Faisons d ‘abord confiance à nos sensations : nous
savons beaucoup plus que nous croyons.
La fulgurance dans le traitement vient d’un empilement de savoirs que nous avons accumulés au fil du
temps. Ces techniques de tissus mous vont enrichir
la pratique quotidienne des kinésithérapeutes et
de tous les praticiens en thérapie manuelle, ostéopathes, étiopathes, chiropracteurs....
On sera surpris de la rapidité et de l’efficacité de
ce traitement ancestral notamment dans toutes les
pathologies complexes de l’épaule, les torticolis, les
sciatiques, les douleurs de hanche, les algies vertébrales...

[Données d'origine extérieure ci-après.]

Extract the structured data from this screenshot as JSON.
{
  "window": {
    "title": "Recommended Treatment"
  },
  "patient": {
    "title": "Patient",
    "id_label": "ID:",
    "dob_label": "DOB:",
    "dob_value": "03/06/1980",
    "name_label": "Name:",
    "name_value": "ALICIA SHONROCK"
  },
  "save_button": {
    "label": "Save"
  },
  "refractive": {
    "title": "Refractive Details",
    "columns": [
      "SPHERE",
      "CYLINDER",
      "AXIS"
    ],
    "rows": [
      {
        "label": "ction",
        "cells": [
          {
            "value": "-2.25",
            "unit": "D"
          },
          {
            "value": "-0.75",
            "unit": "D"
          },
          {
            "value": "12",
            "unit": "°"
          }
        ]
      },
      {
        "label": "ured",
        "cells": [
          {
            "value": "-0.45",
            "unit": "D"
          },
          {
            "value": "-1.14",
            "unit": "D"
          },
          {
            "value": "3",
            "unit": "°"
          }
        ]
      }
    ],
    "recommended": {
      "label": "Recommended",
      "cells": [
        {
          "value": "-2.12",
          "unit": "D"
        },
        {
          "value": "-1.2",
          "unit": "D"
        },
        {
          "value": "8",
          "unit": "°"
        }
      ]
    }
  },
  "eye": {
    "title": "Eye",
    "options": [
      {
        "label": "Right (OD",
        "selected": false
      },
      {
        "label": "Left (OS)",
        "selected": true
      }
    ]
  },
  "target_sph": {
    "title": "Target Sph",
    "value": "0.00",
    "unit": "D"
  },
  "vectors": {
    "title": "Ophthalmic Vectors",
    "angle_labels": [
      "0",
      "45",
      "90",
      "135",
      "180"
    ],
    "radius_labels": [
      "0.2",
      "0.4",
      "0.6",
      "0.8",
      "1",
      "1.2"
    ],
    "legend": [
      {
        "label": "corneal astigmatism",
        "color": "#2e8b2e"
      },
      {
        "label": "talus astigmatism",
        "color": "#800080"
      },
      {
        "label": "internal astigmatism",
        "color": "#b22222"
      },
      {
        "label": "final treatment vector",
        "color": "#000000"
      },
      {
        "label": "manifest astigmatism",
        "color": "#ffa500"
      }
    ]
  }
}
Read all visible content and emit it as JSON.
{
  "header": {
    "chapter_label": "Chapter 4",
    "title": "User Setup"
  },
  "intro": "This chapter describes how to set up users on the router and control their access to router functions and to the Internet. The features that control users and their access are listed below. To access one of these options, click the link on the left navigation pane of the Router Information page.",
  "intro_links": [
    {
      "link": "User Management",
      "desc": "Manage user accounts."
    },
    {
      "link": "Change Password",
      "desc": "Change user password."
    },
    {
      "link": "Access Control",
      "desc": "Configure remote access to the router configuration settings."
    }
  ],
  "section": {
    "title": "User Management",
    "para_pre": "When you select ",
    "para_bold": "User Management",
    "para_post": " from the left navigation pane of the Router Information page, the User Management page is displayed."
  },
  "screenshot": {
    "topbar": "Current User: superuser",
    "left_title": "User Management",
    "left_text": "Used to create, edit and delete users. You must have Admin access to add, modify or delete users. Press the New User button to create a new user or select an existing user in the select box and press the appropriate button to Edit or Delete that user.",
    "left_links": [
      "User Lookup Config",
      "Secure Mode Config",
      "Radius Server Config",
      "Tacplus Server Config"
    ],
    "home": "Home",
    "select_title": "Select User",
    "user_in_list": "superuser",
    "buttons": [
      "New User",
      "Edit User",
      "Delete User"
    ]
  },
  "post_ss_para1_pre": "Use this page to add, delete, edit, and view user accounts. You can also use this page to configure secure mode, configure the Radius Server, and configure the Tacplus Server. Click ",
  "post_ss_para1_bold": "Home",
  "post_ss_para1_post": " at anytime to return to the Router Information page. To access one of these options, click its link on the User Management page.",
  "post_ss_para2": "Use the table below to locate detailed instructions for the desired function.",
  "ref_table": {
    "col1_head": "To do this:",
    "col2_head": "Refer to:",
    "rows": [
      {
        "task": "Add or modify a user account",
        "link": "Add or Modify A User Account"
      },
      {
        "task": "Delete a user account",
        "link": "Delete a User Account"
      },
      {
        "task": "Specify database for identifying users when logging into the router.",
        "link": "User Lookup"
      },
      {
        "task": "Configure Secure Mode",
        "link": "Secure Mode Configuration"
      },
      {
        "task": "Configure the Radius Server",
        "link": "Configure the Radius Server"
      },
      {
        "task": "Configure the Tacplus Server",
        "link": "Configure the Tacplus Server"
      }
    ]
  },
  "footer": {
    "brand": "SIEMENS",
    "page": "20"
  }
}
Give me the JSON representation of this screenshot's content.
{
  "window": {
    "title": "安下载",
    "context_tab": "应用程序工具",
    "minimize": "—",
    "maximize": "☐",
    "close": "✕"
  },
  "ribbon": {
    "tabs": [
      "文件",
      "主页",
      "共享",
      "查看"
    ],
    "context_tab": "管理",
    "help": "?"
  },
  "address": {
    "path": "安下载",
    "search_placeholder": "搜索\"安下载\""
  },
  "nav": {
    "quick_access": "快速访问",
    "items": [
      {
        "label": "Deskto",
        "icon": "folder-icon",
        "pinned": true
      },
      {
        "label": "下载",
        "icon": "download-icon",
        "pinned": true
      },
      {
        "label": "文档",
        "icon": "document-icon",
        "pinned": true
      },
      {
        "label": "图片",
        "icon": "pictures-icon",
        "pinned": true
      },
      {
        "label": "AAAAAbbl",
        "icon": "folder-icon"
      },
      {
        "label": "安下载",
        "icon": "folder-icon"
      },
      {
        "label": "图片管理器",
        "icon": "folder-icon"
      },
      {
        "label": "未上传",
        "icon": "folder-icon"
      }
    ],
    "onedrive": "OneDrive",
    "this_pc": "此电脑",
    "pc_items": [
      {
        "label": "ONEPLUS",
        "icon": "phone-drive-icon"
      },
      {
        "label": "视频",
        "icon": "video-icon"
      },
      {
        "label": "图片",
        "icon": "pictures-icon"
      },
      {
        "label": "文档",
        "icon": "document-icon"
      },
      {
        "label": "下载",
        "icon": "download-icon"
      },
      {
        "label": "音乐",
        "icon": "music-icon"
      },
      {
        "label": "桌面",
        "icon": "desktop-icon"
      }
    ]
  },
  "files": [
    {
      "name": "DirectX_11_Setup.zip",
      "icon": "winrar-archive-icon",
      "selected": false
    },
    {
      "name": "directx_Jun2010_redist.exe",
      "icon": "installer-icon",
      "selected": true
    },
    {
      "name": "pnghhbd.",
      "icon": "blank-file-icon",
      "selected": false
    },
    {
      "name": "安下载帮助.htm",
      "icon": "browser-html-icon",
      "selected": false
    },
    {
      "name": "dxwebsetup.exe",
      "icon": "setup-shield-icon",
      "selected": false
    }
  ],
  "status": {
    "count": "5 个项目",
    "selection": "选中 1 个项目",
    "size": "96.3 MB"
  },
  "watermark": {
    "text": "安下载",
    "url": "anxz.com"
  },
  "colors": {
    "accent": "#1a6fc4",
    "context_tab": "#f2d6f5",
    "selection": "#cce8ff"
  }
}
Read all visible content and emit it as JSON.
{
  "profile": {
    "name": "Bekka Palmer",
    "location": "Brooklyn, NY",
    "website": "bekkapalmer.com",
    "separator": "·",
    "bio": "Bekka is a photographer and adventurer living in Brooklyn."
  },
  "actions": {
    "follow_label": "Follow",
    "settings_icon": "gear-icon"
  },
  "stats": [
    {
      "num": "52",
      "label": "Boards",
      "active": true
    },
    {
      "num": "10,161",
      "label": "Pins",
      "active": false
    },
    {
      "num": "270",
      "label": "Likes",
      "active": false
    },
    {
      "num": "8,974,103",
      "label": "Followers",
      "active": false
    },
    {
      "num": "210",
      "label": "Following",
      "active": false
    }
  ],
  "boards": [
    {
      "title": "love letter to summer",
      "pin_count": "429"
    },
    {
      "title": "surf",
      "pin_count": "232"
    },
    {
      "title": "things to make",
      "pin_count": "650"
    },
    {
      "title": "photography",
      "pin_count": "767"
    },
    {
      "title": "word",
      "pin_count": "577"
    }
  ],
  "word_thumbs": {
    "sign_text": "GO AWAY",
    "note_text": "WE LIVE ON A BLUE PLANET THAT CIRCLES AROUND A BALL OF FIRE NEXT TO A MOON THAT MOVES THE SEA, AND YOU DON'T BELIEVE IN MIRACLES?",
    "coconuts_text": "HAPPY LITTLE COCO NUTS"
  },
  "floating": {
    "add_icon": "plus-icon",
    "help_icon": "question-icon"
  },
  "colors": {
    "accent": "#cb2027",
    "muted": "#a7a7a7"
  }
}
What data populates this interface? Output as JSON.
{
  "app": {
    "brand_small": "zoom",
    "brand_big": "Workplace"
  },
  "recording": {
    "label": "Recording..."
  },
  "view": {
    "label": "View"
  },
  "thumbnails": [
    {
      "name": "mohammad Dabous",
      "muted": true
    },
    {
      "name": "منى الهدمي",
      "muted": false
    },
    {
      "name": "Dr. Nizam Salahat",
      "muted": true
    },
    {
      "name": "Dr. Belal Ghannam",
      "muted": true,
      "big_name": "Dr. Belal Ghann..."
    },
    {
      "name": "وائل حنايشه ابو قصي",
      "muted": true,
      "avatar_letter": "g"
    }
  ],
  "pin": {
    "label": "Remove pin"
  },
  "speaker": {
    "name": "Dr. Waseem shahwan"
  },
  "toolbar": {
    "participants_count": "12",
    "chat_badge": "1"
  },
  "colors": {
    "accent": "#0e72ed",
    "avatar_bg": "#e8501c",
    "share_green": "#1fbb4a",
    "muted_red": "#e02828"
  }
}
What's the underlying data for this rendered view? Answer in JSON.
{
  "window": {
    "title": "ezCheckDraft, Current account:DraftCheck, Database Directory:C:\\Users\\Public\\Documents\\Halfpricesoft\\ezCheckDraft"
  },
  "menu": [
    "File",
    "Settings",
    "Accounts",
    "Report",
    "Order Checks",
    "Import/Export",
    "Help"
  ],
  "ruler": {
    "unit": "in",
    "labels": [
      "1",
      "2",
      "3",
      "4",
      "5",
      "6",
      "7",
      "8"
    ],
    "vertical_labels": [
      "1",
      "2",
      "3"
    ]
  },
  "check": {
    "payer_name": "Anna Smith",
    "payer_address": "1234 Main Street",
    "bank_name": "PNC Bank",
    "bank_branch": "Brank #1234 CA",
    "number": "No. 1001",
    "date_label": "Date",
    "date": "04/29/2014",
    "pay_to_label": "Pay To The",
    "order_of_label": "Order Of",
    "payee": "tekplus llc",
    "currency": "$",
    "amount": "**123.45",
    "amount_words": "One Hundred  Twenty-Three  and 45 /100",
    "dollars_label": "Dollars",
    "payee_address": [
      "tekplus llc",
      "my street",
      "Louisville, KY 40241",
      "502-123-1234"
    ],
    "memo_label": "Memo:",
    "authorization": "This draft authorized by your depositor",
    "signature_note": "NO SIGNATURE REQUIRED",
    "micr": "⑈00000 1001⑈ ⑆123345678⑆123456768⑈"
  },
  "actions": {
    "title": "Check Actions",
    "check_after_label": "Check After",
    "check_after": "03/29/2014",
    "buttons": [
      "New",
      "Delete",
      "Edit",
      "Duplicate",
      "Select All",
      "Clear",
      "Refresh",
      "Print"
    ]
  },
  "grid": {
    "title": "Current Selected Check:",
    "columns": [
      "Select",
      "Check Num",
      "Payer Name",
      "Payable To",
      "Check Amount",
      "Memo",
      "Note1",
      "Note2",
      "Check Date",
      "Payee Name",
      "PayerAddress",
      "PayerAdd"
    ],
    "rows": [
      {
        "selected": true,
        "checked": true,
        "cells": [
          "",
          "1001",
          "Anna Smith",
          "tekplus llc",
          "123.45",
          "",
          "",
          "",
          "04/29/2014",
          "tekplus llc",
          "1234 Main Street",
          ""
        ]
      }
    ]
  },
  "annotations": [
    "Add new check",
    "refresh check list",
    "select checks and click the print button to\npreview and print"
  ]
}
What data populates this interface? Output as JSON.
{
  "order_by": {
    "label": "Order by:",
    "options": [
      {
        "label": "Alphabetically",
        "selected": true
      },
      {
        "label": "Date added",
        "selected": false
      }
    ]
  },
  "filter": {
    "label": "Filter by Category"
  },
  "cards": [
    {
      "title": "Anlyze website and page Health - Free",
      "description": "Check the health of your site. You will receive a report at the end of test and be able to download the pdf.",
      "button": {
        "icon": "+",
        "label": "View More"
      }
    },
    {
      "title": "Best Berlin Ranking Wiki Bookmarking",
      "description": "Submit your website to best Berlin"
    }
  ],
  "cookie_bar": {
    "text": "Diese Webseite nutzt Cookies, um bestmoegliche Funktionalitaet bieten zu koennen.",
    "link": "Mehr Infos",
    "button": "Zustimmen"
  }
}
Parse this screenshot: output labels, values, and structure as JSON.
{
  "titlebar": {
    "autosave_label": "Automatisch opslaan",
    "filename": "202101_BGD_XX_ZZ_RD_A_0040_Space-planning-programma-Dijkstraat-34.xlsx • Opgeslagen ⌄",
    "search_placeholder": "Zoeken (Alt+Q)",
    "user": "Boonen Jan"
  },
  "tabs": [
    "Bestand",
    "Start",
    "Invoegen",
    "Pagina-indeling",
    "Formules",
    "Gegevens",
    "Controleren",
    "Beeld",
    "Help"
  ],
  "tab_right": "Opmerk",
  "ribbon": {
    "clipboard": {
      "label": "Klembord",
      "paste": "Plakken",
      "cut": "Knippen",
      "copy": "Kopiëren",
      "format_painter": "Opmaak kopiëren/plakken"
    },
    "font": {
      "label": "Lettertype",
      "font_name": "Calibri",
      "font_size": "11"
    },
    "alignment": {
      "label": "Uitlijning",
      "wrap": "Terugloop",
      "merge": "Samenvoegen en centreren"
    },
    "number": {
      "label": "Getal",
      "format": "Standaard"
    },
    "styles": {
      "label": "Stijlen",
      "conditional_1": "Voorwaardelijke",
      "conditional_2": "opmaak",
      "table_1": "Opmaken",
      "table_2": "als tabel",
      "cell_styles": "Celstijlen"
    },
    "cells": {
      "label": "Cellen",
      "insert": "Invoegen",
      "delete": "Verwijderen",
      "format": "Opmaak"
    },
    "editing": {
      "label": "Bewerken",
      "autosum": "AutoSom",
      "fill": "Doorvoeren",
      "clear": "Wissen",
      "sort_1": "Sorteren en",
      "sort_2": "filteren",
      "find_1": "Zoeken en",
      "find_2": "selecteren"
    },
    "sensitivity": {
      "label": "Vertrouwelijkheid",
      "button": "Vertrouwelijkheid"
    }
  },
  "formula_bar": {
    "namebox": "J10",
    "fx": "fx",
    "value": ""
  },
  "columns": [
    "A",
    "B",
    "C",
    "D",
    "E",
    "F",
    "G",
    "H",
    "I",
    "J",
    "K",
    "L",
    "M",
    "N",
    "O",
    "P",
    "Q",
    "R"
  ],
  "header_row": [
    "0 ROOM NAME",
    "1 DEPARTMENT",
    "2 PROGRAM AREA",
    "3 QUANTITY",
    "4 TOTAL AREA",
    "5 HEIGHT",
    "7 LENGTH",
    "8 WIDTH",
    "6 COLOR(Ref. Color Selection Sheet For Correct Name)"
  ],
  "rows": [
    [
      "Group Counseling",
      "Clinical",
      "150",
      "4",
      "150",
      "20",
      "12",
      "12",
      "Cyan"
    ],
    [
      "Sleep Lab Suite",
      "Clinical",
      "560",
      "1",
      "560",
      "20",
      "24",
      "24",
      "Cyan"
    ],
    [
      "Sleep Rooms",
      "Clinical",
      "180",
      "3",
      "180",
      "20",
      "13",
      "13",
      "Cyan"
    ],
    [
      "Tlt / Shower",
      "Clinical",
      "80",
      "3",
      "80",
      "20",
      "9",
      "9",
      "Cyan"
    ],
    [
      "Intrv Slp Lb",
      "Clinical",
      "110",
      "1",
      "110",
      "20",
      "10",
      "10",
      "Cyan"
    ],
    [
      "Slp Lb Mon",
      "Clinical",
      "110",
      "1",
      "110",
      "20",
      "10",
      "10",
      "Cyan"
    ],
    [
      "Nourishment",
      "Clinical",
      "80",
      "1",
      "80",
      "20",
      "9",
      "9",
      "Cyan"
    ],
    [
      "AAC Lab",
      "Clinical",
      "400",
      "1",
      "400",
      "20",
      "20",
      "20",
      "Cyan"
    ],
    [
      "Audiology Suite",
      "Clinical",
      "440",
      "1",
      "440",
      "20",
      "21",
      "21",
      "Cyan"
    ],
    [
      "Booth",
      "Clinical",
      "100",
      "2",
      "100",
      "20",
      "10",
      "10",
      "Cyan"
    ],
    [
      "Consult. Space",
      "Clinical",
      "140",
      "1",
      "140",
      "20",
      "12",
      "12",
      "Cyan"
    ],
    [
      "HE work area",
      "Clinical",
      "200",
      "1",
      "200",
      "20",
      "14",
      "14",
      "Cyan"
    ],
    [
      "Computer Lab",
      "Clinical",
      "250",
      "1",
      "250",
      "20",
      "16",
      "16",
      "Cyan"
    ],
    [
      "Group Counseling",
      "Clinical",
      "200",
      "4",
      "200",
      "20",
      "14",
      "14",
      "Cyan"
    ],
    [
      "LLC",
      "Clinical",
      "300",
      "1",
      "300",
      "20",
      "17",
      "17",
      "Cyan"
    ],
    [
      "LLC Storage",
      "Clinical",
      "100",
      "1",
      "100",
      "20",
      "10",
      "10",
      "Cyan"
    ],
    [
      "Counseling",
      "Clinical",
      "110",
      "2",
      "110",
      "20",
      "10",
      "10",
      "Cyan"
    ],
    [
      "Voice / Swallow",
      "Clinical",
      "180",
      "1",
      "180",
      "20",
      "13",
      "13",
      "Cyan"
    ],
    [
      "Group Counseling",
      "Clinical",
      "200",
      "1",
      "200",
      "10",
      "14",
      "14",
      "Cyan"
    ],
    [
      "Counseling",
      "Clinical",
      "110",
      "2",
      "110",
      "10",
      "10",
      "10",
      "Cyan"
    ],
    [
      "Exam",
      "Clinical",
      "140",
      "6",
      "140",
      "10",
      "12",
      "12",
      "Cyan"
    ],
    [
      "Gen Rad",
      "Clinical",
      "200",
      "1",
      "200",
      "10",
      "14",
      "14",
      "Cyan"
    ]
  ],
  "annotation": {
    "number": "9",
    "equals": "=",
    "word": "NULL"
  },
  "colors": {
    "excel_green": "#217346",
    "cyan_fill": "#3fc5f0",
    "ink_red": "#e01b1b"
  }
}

Actuellement, l’intérêt pour le savoir-faire des
tradi-praticiens renaît avec force. C’est l’introduction de la pharmacologie qui a fait sombrer dans
l’oubli nombre de pratiques anciennes ayant fait
leur preuve depuis l ‘Antiquité. Le toucher, la mobilisation, le massage, la manipulation où le patient
et le thérapeute sont en symbiose grâce au contact
de la main.
De nombreux praticiens médicaux semblent
aujourd’hui découvrir ou redécouvrir les vertus des
techniques manuelles car la demande des patients
pour une prise en charge manuelle est de plus en
plus forte. Mais les patients sont demandeurs de
tout ce qui fait la relation à l’humain.
Compte tenu de l’engouement aujourd’hui pour les
médecines alternatives l’enseignement de ces techniques de reboutement ne peut se faire que par des
praticiens ayant une grande expérience clinique au
quotidien validant ainsi cette approche originale.